The only real difference between me and most of you is that probably due to the recent ‘incident’, I really, really, really don’t give a shit at all anymore what anyone thinks or says about me. That’s why I have the courage to blog what is, in effect, my diary.
I’m not all that sure I ever really did care. But I’m certain now my persona has been elevated to a place where it was not before. It’s hard to explain. Merely surviving has landed me on higher ground. However, tax day is upon us. And it reminds me, over and over, of what a loser I am.
For my entire adult life, I have been an organized person. My paperwork was filed away in neat folders in an organized file cabinet, just the way I like it. The basis of my job for years was to organize and manage other company’s disasters. But now, my own life is a disaster, my paperwork is askew, and I feel, tragically, that I’m allergic to paper. Just touching it makes me miserable.
For nine months I have been in avoidance mode. Simply avoiding all things that stress me out, at any cost. Dave and I ran two small businesses out of our home. He was a contractor, specializing in historic renovations. His business was booming after Hurricane Katrina. I was the chaos queen. I worked on oil spills, handling finance and cost management for the spillers. Imagine my work load two years ago when there was more oil than water in the Gulf of Mexico. My unpaid job (in addition to the mommy gig, also known as third job) was to keep us both organized, handle our finances, scream about money, funnel money from one account to another, pay bills, handle taxes, etc.
Every time we spoke about money, we fought. Every time I worked on his books, we fought. At tax time, we fought. He was a mess.
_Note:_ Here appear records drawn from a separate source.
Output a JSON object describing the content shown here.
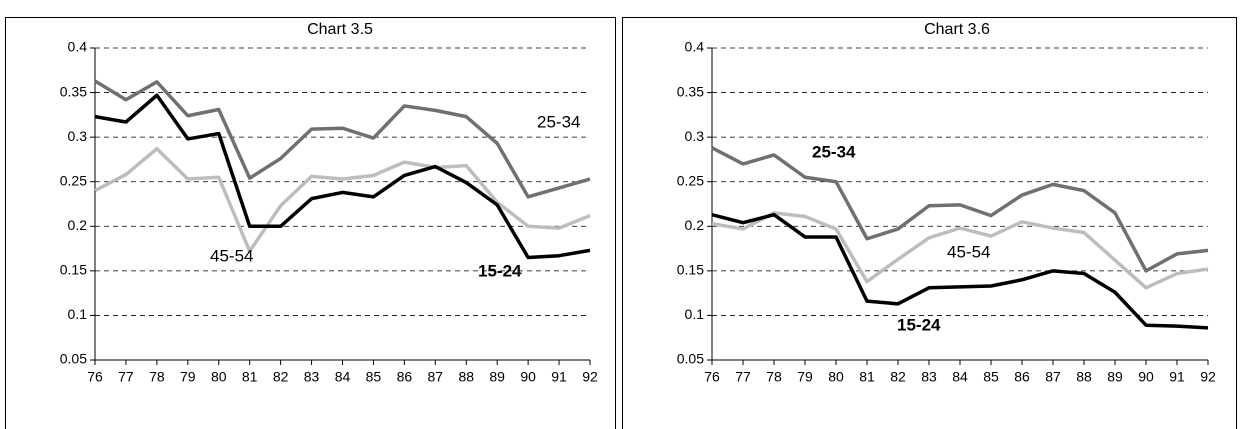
{
  "chart_data": [
    {
      "type": "line",
      "title": "Chart 3.5",
      "categories": [
        "76",
        "77",
        "78",
        "79",
        "80",
        "81",
        "82",
        "83",
        "84",
        "85",
        "86",
        "87",
        "88",
        "89",
        "90",
        "91",
        "92"
      ],
      "ylim": [
        0.05,
        0.4
      ],
      "yticks": [
        0.05,
        0.1,
        0.15,
        0.2,
        0.25,
        0.3,
        0.35,
        0.4
      ],
      "grid": true,
      "series": [
        {
          "name": "25-34",
          "color": "#707070",
          "values": [
            0.363,
            0.342,
            0.362,
            0.324,
            0.331,
            0.254,
            0.276,
            0.309,
            0.31,
            0.299,
            0.335,
            0.33,
            0.323,
            0.293,
            0.233,
            0.243,
            0.253
          ]
        },
        {
          "name": "45-54",
          "color": "#bdbdbd",
          "values": [
            0.24,
            0.258,
            0.287,
            0.253,
            0.255,
            0.172,
            0.223,
            0.256,
            0.253,
            0.257,
            0.272,
            0.266,
            0.268,
            0.227,
            0.2,
            0.198,
            0.212
          ]
        },
        {
          "name": "15-24",
          "color": "#000000",
          "values": [
            0.323,
            0.317,
            0.347,
            0.298,
            0.304,
            0.2,
            0.2,
            0.231,
            0.238,
            0.233,
            0.257,
            0.267,
            0.249,
            0.224,
            0.165,
            0.167,
            0.173
          ]
        }
      ]
    },
    {
      "type": "line",
      "title": "Chart 3.6",
      "categories": [
        "76",
        "77",
        "78",
        "79",
        "80",
        "81",
        "82",
        "83",
        "84",
        "85",
        "86",
        "87",
        "88",
        "89",
        "90",
        "91",
        "92"
      ],
      "ylim": [
        0.05,
        0.4
      ],
      "yticks": [
        0.05,
        0.1,
        0.15,
        0.2,
        0.25,
        0.3,
        0.35,
        0.4
      ],
      "grid": true,
      "series": [
        {
          "name": "25-34",
          "color": "#707070",
          "values": [
            0.288,
            0.27,
            0.28,
            0.255,
            0.25,
            0.186,
            0.197,
            0.223,
            0.224,
            0.212,
            0.235,
            0.247,
            0.24,
            0.215,
            0.15,
            0.169,
            0.173
          ]
        },
        {
          "name": "45-54",
          "color": "#bdbdbd",
          "values": [
            0.203,
            0.197,
            0.215,
            0.211,
            0.197,
            0.138,
            0.163,
            0.187,
            0.198,
            0.189,
            0.205,
            0.198,
            0.193,
            0.162,
            0.131,
            0.147,
            0.152
          ]
        },
        {
          "name": "15-24",
          "color": "#000000",
          "values": [
            0.213,
            0.204,
            0.213,
            0.188,
            0.188,
            0.116,
            0.113,
            0.131,
            0.132,
            0.133,
            0.14,
            0.15,
            0.147,
            0.126,
            0.089,
            0.088,
            0.086
          ]
        }
      ]
    }
  ]
}
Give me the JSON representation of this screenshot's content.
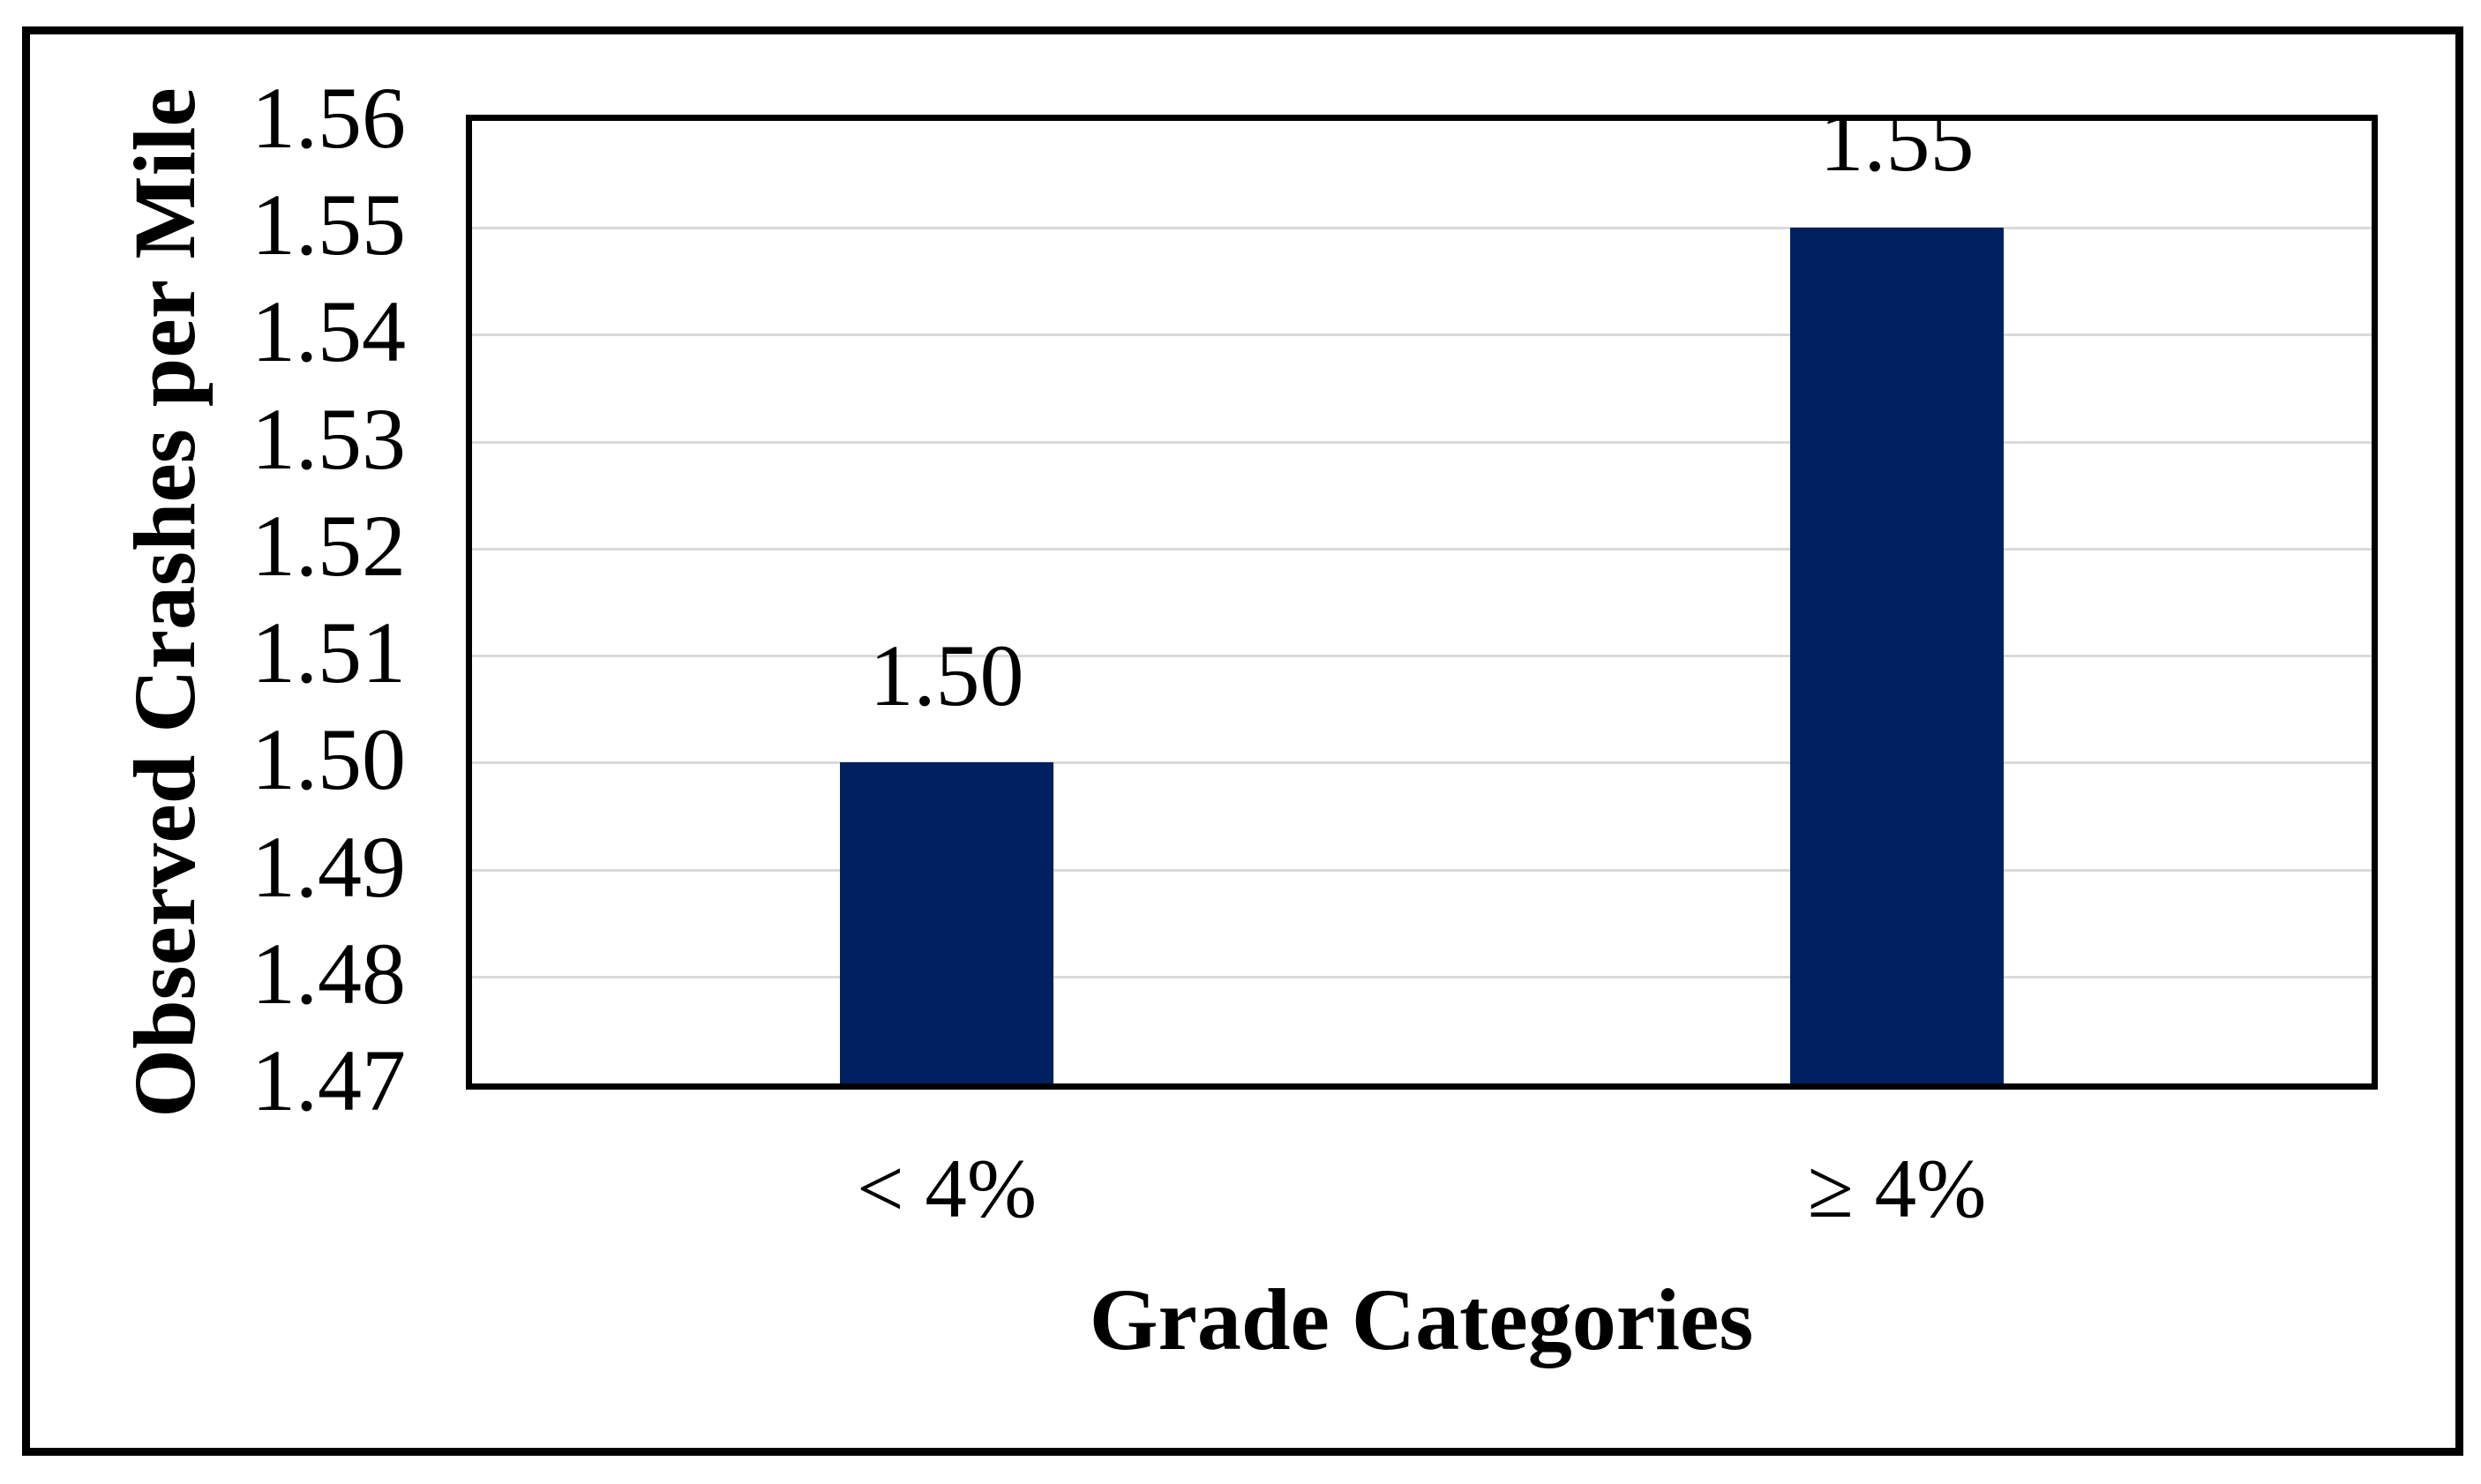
{
  "chart_data": {
    "type": "bar",
    "categories": [
      "< 4%",
      "≥ 4%"
    ],
    "values": [
      1.5,
      1.55
    ],
    "bar_labels": [
      "1.50",
      "1.55"
    ],
    "xlabel": "Grade Categories",
    "ylabel": "Observed Crashes per Mile",
    "ylim": [
      1.47,
      1.56
    ],
    "ytick_step": 0.01,
    "yticks": [
      "1.56",
      "1.55",
      "1.54",
      "1.53",
      "1.52",
      "1.51",
      "1.50",
      "1.49",
      "1.48",
      "1.47"
    ],
    "grid": true,
    "legend": "none",
    "bar_color": "#002060",
    "gridline_color": "#D9D9D9",
    "axis_border_color": "#000000",
    "background_color": "#FFFFFF"
  }
}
His filing cabinet was the seat of his truck. He lost receipts and never had a clue whether he was making money or not. This made me crazy. I fought him tooth and nail about it for 10 years. Now he’s gone. I’ve filed extensions for two years in a row. Still haven’t filed my 2010 taxes. Paid a big wad of money with the extension in 2010….and have no clue whether it was enough or not. I might owe them $10 or I might owe them $10,000. Hell, they might even owe me money. I don’t know. And, sadly….I don’t care. Because I don’t want to look at his stuff. Don’t want to touch his stuff. Don’t want to live through any of it anymore.
The reason is that the days come alive when I look back at his files, his accounts, his handwriting, his notes. And I can’t bear to relive any of those days. I know a monkey is going to jump off my back when I put all this shit to rest. I know the avoidance and procrastination weigh me down. I want to be free of it…but apparently not enough to actually look at it for long periods of time. I’m a LOSER. On Friday I was frantically issuing 1099s to some of our workers, because I’m such a loser I avoided doing them for this long.
The truth is that I didn’t want to deal with his workers either. They make me cry. They miss him so much. They cry to me. Some of them worked for him for a long time. One of them has been holed up in his mom’s home for the last 9 months, suffering from agoraphobia and unable to leave the house. I forget that this has affected other people. I forget that, outside of my little cocoon, other people are still missing him and mourning him.
My way of coping is to not think about it. Not deal with his stuff. I cleaned his desk out months ago by just dumping everything into boxes and shoving it in the closet. FAKER. People keep saying to me 'just bring the boxes to a CPA'. I wish I could. I wish filing my taxes meant just gathering W-2s, 1099s and a few other things. We don’t have those things. We are two self-employed people. Millions of dollars went in and out of our accounts over the years because of our businesses. Just so we’re clear…we didn’t MAKE that much money, it merely passed through. Keeping track of a messy, uncaring, avoiding and addicted contractor is a nightmare. And so for the last couple years, I avoided dealing with him too.
Today, I vow to start conquering this nightmare. And if I do, if I get this all neat and tidy, then, I will be one awesome motherfucker. Ya hurd me? I will be the Queen of Awesomeland.